Ultimately, given these key factors and crediting the Saudis with some common sense – which may or may not be well-founded — it seems unlikely that they are leading OPEC into another oil price war just yet. It may well also be that they are not taking their leadership decisions in OPEC, or the wider OPEC+, without consultation with Washington. It is true that the current oil price outlook is bearish, but this could change rapidly and in large part depending on what the U.S. has planned in some key respects in the coming months. For example, oil and gas sanctions against Russia are in the process of being ramped up dramatically – moves which are likely to be expanded and expedited following the recent incursion into NATO’s Polish territory by Russian drones. Similarly, sanctions are also being stepped up against Iran, Iraq, and Venezuela – three more huge oil producers.

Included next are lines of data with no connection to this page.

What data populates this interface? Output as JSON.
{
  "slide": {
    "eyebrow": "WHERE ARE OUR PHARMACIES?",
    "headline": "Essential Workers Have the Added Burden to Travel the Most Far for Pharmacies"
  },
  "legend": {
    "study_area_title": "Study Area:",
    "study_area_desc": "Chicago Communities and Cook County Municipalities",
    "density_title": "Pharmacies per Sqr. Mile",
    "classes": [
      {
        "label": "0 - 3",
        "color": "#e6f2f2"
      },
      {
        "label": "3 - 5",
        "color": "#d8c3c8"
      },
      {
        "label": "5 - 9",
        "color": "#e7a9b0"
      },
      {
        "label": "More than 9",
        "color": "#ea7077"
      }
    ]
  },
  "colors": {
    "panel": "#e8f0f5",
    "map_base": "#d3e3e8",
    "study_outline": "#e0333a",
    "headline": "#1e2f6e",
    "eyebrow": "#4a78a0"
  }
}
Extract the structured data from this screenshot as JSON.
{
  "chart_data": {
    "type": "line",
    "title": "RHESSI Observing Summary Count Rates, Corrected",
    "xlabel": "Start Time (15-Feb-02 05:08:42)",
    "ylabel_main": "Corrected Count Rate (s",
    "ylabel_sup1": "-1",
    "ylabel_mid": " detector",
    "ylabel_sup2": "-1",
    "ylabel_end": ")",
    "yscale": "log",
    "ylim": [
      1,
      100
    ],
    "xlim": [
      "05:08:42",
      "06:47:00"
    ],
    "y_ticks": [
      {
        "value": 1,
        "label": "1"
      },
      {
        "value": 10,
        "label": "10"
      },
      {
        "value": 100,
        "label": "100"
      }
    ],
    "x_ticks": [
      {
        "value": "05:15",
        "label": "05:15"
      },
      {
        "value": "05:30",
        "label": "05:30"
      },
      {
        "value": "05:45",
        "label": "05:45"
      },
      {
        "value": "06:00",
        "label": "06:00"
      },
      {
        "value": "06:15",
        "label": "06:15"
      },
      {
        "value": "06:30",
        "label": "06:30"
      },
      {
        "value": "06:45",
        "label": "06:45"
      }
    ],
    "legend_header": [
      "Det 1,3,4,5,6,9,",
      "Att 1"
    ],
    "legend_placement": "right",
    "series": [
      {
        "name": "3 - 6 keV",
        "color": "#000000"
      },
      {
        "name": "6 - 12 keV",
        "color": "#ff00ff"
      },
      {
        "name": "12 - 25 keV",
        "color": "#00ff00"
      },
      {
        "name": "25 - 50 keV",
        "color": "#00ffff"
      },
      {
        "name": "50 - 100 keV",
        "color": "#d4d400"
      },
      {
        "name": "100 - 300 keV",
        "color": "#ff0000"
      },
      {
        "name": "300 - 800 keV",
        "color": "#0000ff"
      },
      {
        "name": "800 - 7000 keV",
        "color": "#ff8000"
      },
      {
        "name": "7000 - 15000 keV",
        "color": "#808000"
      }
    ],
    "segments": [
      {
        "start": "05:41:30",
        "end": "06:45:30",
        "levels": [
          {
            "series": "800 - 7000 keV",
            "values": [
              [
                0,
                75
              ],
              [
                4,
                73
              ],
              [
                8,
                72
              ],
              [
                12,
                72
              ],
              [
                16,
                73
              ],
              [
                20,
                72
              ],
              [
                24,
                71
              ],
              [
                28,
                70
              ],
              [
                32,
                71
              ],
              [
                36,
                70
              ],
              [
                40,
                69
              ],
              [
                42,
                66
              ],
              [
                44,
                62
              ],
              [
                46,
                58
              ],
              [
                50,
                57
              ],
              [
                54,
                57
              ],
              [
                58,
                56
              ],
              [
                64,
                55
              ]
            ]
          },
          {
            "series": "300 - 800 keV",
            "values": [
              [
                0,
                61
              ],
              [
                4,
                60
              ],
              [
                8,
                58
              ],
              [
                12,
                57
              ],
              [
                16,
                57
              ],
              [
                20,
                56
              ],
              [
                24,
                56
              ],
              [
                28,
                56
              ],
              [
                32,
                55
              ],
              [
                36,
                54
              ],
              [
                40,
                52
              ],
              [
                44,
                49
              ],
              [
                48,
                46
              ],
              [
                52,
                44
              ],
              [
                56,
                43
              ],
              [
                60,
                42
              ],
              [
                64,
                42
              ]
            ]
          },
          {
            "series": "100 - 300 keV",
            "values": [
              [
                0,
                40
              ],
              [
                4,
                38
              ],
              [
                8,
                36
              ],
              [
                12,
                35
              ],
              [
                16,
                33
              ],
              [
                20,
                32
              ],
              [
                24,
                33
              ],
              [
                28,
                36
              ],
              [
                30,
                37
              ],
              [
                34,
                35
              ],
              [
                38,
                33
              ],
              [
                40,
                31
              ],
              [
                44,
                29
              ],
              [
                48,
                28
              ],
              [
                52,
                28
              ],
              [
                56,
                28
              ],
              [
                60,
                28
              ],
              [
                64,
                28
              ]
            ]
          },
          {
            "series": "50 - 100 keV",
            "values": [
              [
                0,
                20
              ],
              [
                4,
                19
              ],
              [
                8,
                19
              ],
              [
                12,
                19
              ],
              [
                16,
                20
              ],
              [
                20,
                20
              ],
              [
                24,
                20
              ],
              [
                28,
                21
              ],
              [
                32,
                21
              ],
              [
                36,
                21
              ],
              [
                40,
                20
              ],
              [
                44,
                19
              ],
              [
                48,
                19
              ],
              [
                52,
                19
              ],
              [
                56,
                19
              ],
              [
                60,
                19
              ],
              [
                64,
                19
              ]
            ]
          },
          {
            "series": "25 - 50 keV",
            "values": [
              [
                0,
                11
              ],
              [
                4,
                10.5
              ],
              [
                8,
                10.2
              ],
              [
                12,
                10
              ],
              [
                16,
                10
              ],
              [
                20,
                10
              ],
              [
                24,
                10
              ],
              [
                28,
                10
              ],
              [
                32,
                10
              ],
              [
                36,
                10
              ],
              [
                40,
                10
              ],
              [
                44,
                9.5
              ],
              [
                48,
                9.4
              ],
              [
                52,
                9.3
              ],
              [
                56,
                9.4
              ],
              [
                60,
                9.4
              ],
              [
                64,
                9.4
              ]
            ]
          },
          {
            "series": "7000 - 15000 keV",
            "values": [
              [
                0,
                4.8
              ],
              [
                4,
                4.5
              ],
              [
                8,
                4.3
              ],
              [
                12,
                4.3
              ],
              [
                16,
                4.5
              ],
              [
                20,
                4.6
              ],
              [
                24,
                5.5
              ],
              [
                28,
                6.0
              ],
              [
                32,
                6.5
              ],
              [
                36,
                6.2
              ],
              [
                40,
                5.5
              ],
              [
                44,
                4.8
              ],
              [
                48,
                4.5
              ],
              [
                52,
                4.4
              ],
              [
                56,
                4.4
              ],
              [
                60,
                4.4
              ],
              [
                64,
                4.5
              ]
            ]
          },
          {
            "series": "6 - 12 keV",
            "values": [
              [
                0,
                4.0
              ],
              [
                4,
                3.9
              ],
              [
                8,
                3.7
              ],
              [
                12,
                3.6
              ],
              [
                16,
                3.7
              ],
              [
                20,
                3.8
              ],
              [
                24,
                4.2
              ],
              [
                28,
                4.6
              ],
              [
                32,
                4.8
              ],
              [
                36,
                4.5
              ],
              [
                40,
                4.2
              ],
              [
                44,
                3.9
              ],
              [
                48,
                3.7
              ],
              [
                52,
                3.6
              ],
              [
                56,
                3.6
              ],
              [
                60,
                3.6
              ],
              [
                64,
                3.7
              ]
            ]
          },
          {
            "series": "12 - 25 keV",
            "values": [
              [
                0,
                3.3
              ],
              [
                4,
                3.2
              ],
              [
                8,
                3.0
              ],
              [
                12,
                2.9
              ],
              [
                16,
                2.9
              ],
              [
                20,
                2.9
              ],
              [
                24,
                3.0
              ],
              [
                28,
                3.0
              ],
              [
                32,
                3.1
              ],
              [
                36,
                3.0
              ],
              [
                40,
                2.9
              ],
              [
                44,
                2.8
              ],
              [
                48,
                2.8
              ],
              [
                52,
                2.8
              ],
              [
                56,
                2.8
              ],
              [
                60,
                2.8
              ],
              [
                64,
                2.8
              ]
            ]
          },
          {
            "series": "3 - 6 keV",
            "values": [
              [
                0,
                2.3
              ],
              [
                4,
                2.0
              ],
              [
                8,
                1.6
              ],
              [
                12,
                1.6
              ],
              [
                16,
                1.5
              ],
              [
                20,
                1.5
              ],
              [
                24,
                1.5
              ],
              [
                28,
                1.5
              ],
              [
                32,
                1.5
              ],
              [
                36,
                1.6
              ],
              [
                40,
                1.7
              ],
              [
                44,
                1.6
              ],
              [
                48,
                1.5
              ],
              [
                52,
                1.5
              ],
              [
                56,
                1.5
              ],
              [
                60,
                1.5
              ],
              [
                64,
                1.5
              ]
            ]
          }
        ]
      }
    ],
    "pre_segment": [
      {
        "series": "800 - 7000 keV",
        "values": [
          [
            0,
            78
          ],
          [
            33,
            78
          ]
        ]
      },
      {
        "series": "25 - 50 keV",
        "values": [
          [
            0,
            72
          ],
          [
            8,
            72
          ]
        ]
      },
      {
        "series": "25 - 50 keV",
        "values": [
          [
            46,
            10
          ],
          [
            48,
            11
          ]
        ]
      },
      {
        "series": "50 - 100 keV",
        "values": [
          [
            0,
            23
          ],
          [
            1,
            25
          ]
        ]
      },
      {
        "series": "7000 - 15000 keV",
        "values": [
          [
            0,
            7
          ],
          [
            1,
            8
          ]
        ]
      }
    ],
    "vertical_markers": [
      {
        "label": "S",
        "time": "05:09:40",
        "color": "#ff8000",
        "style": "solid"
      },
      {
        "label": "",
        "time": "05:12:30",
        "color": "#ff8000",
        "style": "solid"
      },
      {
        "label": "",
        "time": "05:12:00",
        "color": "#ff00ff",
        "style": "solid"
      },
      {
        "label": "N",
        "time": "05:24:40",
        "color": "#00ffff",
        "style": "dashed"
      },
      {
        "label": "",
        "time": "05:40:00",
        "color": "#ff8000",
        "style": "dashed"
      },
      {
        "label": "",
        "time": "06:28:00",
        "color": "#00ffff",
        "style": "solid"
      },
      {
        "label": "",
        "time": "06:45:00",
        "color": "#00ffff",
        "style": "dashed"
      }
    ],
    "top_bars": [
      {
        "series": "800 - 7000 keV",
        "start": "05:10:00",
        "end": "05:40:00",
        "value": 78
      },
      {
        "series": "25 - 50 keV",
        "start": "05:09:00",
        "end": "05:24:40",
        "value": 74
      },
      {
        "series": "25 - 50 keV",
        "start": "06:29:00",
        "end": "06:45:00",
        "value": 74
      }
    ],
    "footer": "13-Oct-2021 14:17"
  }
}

With potentially large reductions in oil supply from these countries in the short- and medium- term, the current bearish oil price picture could shift very quickly into one where new supplies coming in from OPEC are necessary to keep price pressures down. Such increases – led by Saudi Arabian supply – will also enable the Kingdom to expand its market share, which will partly offset the fall in price per barrel, and accords with the relationship rapprochement seen between Washington and Riyadh since the beginning of Trump’s second term as President.